The conversation then moved to how the company uses its deep well of YouTube data, including creating its own tools to help it process all of those analytics to better inform programming, marketing and distribution decisions. “What within their content needs to be done to make it exportable to premium platforms? Where is their most popular content, and how can it be repackaged? On the non-YouTube platforms, it becomes a little more challenging. Typically, YouTube creators’ [content on other platforms] will perform to the relative success they found on YouTube. One extra layer of viewership and watch time from our third-party platforms and owned-and-operated channels and services gives us some additional information with respect to what’s hardest to measure, which is love. Love is what you need to drive a viewer into a consumer. In the kids’ category, it’s very hard to measure, rightfully. We have laws to protect the data of children, as we should, and so it becomes more difficult. There are lots of missing data points that would help understand love. So, when we distribute the content onto other platforms, it helps us understand whether there’s demand for that IP and that content off of YouTube, and that can steer future investment as well.”

I asked Williams what his message is to traditional kids’ platforms that have thus far resisted bringing creator economy content into their platforms. “You’ve seen new data come out of Nielsen over the last 18 months, two years, that shows that YouTube is not only dominating mobile screens and PCs, but it is dominating the living room television. It’s the only one that’s truly growing. It’s gone from 6 percent when they started reporting to 12 percent of all watch time in the U.S. on television. This did open up some eyes. The early adopters will see the most success. We’ve been very successful with our partners at Hulu, Peacock and Amazon, who’ve expanded their portfolio of our creator content and are making investments in additional content with other creators. All the major global players certainly have or are formulating strategies around digital creators. The local players, particularly internationally, will be slower to adopt. I expect that flood to come after. It’ll start with the global players who are all clearly leaning in, and I think at that point the local players will realize that in order to compete with YouTube, they’re going to have to adopt some of these strategies and embrace creator content.”

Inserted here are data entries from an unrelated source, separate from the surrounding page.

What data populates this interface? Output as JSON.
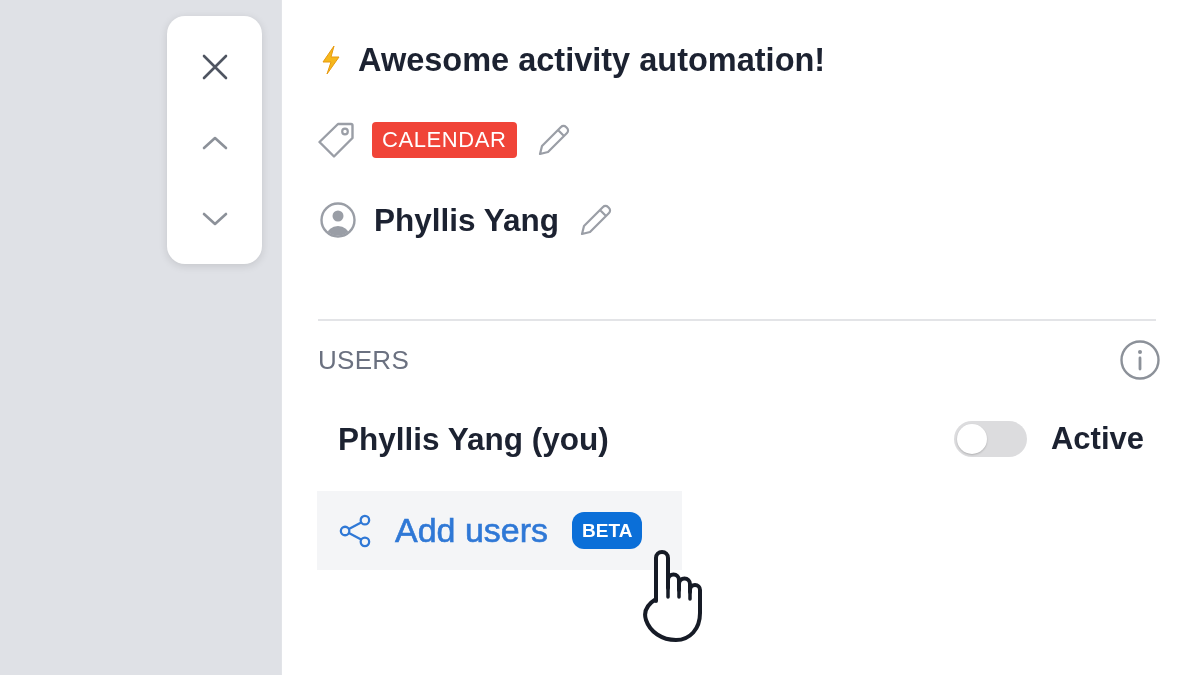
{
  "activity": {
    "title": "Awesome activity automation!",
    "tag": {
      "label": "CALENDAR"
    },
    "owner": "Phyllis Yang"
  },
  "users_section": {
    "heading": "USERS",
    "users": [
      {
        "name": "Phyllis Yang (you)",
        "on": false,
        "status": "Active"
      }
    ],
    "add_action": {
      "label": "Add users",
      "badge": "BETA"
    }
  }
}
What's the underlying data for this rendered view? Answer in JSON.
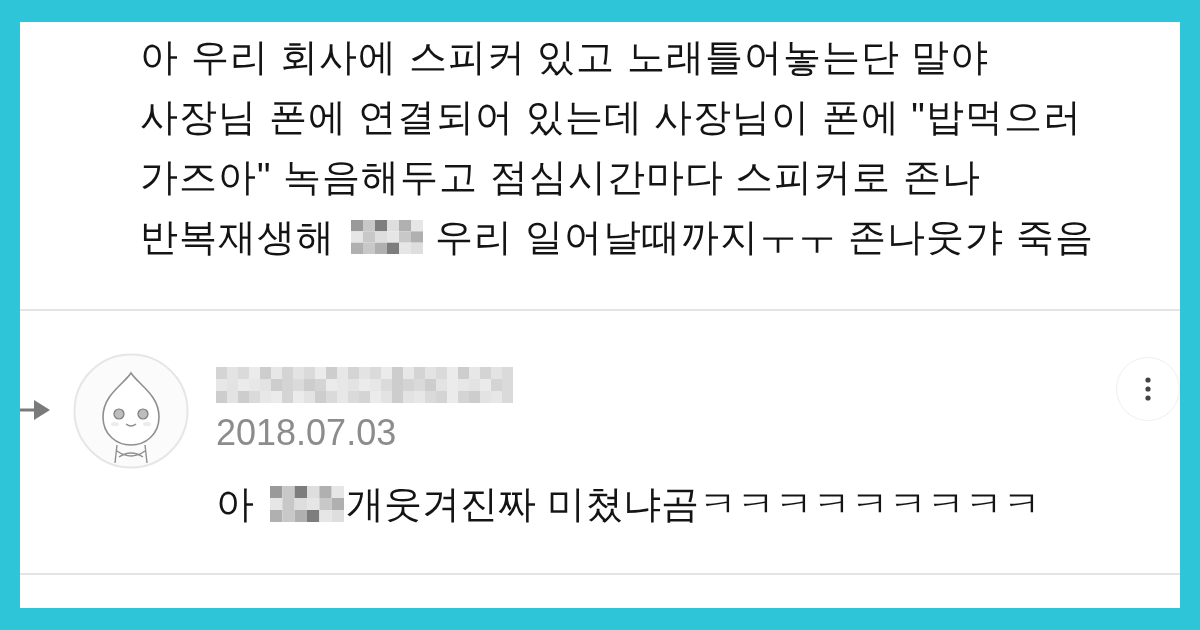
{
  "post": {
    "lines": [
      {
        "segments": [
          {
            "kind": "text",
            "text": "아 우리 회사에 스피커 있고 노래틀어놓는단 말야"
          }
        ]
      },
      {
        "segments": [
          {
            "kind": "text",
            "text": "사장님 폰에 연결되어 있는데 사장님이 폰에 \"밥먹으러"
          }
        ]
      },
      {
        "segments": [
          {
            "kind": "text",
            "text": "가즈아\" 녹음해두고 점심시간마다 스피커로 존나"
          }
        ]
      },
      {
        "segments": [
          {
            "kind": "text",
            "text": "반복재생해"
          },
          {
            "kind": "blur"
          },
          {
            "kind": "text",
            "text": "우리 일어날때까지ㅜㅜ 존나웃갸 죽음"
          }
        ]
      }
    ]
  },
  "comment": {
    "name_blurred": true,
    "date": "2018.07.03",
    "segments": [
      {
        "kind": "text",
        "text": "아"
      },
      {
        "kind": "blur"
      },
      {
        "kind": "text",
        "text": "개웃겨진짜 미쳤냐곰ㅋㅋㅋㅋㅋㅋㅋㅋㅋ"
      }
    ]
  }
}
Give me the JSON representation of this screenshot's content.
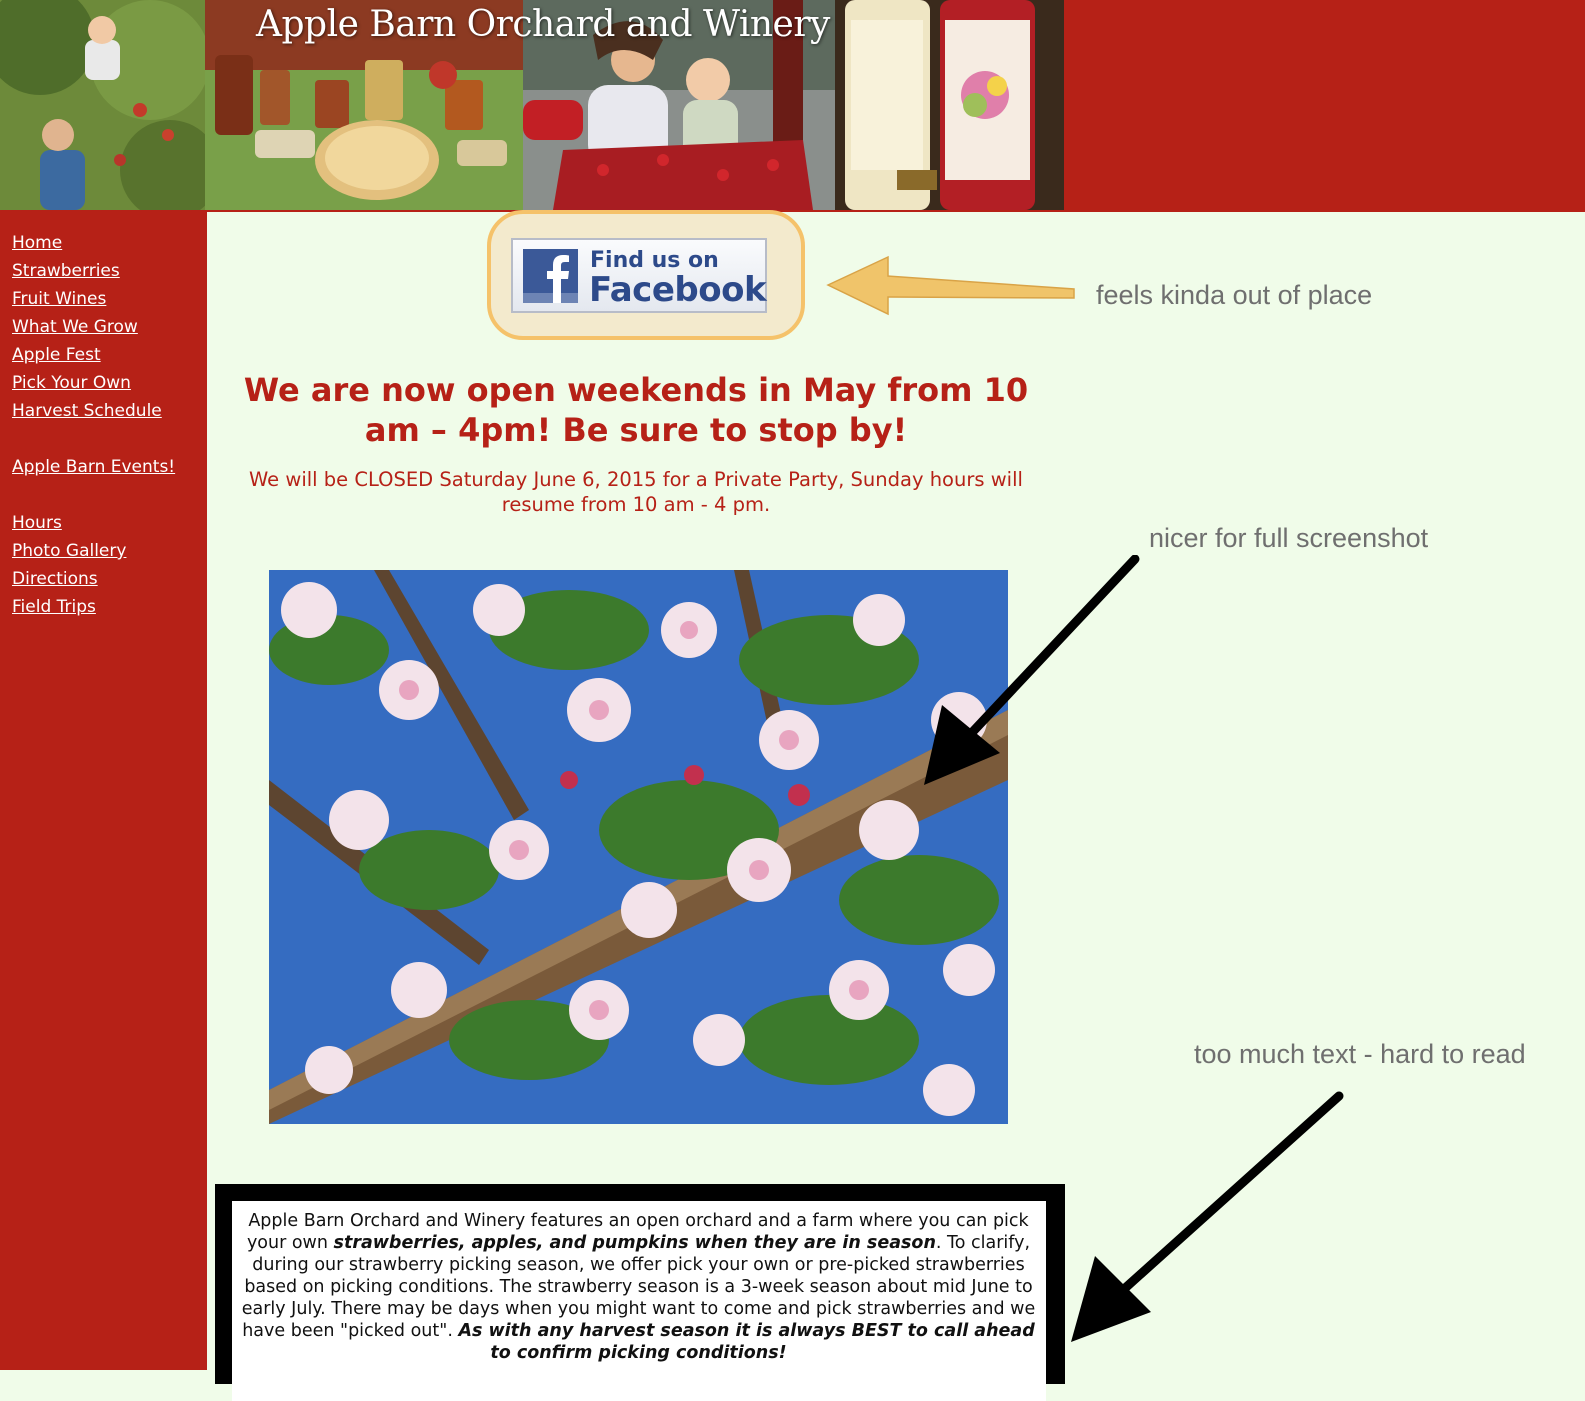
{
  "header": {
    "title": "Apple Barn Orchard and Winery"
  },
  "sidebar": {
    "items": [
      {
        "label": "Home"
      },
      {
        "label": "Strawberries"
      },
      {
        "label": "Fruit Wines"
      },
      {
        "label": "What We Grow"
      },
      {
        "label": "Apple Fest"
      },
      {
        "label": "Pick Your Own"
      },
      {
        "label": "Harvest Schedule"
      },
      {
        "label": "Apple Barn Events!"
      },
      {
        "label": "Hours"
      },
      {
        "label": "Photo Gallery"
      },
      {
        "label": "Directions"
      },
      {
        "label": "Field Trips"
      }
    ]
  },
  "facebook": {
    "line1": "Find us on",
    "line2": "Facebook"
  },
  "main": {
    "headline": "We are now open weekends in May from 10 am – 4pm! Be sure to stop by!",
    "closed_notice": "We will be CLOSED Saturday June 6, 2015 for a Private Party, Sunday hours will resume from 10 am - 4 pm.",
    "intro": {
      "p1": "Apple Barn Orchard and Winery features an open orchard and a farm where you can pick your own ",
      "b1": "strawberries, apples, and pumpkins when they are in season",
      "p2": ". To clarify, during our strawberry picking season, we offer pick your own or pre-picked strawberries based on picking conditions. The strawberry season is a 3-week season about mid June to early July. There may be days when you might want to come and pick strawberries and we have been \"picked out\". ",
      "b2": "As with any harvest season it is always BEST to call ahead to confirm picking conditions!"
    }
  },
  "annotations": {
    "facebook_note": "feels kinda out of place",
    "photo_note": "nicer for full screenshot",
    "text_note": "too much text - hard to read"
  },
  "colors": {
    "brand_red": "#b62117",
    "page_bg": "#f0fce9",
    "highlight": "#f5c26a",
    "facebook_blue": "#3b5998"
  }
}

On the future for the kids’ media ecosystem, Williams noted, “It was great news a couple of weeks ago when Netflix picked up new episodes of Sesame Street globally. As someone who appreciates the full breadth of the kids’ and family content landscape, a brand like that is critical. A lot of the opportunities, obviously, are going to come from YouTube and digital creators. We’re going to continue to bet big there. It’s only going to grow in success. Another area is gaming. Some people have done this well. There’s been a lot of experimentation. Roblox and Minecraft will continue to do well, and Fortnite could emerge as a winner there as well. These are similar ecosystems to YouTube. They are driven primarily by a creator class that’s creating these games. The best use of those platforms is going to come from collaborations between existing creators on those platforms and traditional IP or maybe new IP. It’s going to come from a mix of all those things in the same way that we see it landing for YouTube.”